Assister à l’avènement progressif du langage chez un petit enfant tient en effet toujours un peu du miracle. Contrairement à l’acquisition de la marche, dont on retient une date précise car il y a un jour particulier où l’enfant lâche la main de l’adulte, le langage est une conquête continue, qui provoque dans les familles un émerveillement qui s’étale sur des années, en commençant par l’enchantement suscité par les premiers «a-rrre», jusqu’au ravissement provoqué par les «mots d’enfants». C’est pourtant un miracle habituel, normal, banal pourrait-on dire, puisque tous les enfants – ou presque – y accèdent «spontanément», quels que soient leurs intérêts, leurs talents, leur environnement, leur style affectif…
Mais, pour quelques-uns, le miracle ne se produit pas ou reste à peine ébauché: l'enfant ne parle pas, il parle peu, il parle tard, il parle «mal». Certains enfants ne peuvent accéder à un langage fluide, un langage capable d’alimenter les échanges qu’ils veulent nouer avec les adultes ou avec leurs pairs, un langage «facile», au service de leur pensée, de leurs sentiments et de leurs émotions.
Car le développement du langage chez l’enfant, pour être «naturel» et «spontané», n’en demeure pas moins une cascade de processus complexes et très sophistiqués, donc très vulnérables, et le moindre grain de sable, à un moment quelconque de cette délicate construction, peut avoir de sérieuses répercussions.
On commence juste, depuis quelques décennies, à comprendre un peu mieux comment le langage vient aux enfants, à repérer certains dysfonctionnements (génétiques, neurobiologiques, …) qui pourraient être à l’origine de ces difficultés, à envisager des interventions thérapeutiques: beaucoup reste encore à faire dans ces domaines. Le défi actuel – peut être atteignable à court ou moyen terme ? – est surtout centré sur le repérage de ces enfants, le diagnostic de ces dysphasies, puis la réflexion sur les abords thérapeutiques et pédagogiques les plus pertinents.

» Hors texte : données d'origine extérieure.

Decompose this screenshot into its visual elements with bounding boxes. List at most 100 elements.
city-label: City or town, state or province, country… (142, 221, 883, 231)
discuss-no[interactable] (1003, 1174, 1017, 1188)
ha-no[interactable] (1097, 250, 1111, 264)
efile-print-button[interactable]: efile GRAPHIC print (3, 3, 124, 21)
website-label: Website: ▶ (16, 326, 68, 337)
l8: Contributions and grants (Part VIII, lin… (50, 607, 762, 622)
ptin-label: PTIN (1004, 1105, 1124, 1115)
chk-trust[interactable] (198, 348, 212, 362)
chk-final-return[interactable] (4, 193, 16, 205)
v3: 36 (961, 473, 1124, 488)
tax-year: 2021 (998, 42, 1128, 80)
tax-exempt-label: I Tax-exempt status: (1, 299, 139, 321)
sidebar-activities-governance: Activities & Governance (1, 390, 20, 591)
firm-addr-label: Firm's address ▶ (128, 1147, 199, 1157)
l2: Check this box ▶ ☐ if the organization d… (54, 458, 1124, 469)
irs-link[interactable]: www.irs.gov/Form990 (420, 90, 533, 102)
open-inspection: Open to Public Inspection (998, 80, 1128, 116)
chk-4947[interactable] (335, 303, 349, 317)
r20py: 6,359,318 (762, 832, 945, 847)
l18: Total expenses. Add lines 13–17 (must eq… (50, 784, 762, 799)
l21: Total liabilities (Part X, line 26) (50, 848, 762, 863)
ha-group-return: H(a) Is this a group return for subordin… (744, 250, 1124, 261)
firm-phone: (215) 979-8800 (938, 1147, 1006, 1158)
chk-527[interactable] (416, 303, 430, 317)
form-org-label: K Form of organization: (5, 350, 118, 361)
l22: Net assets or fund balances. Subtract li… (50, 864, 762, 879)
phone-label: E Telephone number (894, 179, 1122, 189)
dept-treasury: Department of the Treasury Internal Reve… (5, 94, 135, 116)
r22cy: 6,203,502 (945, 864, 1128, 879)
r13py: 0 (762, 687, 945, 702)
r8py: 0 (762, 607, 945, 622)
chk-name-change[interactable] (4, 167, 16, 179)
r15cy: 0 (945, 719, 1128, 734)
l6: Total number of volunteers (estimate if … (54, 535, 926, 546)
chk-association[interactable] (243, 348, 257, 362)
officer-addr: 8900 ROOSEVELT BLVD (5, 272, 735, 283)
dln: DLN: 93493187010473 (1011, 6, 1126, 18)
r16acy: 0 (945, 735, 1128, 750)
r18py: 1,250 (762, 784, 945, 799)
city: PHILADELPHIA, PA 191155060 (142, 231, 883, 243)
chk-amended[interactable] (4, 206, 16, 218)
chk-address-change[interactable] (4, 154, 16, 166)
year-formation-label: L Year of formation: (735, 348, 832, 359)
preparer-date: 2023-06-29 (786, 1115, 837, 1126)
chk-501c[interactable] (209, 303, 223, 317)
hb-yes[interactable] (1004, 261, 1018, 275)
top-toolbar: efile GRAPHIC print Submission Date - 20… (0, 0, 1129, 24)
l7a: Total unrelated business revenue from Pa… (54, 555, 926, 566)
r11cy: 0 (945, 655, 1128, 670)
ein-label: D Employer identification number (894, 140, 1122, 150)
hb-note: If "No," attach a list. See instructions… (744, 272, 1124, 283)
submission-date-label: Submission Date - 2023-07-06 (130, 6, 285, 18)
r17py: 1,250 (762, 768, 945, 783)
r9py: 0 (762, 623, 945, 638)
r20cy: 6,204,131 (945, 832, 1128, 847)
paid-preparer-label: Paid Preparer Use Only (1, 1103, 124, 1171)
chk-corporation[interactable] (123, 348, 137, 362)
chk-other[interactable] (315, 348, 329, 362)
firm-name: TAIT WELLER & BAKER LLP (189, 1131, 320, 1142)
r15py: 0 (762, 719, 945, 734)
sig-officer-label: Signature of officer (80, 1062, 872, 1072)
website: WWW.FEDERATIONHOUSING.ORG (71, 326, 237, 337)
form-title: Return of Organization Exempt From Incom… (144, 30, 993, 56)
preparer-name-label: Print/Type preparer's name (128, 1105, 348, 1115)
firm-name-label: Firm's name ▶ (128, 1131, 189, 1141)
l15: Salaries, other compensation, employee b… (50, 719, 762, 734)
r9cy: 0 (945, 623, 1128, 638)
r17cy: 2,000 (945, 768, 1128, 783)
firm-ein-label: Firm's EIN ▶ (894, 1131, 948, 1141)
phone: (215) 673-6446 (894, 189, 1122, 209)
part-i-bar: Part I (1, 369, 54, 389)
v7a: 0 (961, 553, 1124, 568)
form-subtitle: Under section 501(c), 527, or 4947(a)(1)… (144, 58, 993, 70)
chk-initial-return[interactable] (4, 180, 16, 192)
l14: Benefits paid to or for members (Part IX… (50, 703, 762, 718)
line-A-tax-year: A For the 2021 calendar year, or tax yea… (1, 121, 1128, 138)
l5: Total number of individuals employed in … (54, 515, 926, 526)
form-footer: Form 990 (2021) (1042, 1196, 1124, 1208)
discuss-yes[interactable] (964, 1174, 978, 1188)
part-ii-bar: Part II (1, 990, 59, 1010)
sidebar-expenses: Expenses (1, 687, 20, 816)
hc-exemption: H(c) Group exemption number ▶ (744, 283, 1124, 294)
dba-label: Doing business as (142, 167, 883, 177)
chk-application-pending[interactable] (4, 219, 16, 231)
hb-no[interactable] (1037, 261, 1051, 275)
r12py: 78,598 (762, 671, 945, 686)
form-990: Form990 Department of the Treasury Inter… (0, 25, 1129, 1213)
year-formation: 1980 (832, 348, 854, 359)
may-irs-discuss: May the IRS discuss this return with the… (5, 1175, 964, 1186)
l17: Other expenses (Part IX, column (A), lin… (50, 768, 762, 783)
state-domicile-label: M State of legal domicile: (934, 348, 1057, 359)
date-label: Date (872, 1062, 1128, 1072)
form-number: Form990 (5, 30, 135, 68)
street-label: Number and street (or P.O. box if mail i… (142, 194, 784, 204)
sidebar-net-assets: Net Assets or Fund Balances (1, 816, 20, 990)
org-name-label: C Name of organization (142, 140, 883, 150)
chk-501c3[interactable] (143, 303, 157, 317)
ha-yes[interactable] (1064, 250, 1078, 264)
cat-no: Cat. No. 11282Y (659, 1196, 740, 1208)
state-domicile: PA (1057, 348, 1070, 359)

Rien ne sera possible sans les enfants eux-mêmes, leurs familles et l’investissement de tous les professionnels de l’enfance dont chacun possède une part irremplaçable de l’immense puzzle que constitue le développement du langage de l’enfant.
C’est pourquoi un réseau constitué de parents – personnellement concernés et éprouvés – de pédagogues et de professionnels (orthophonistes-logopèdes, médecins, psychologues, linguistes, généticiens…) est indispensable pour rassembler les données existantes, avancer dans la compréhension des difficultés particulières de chacun des enfants et rechercher ensemble les moyens les plus appropriés pour les aider à communiquer, à apprendre, à grandir, à se construire et à trouver leur place dans nos sociétés.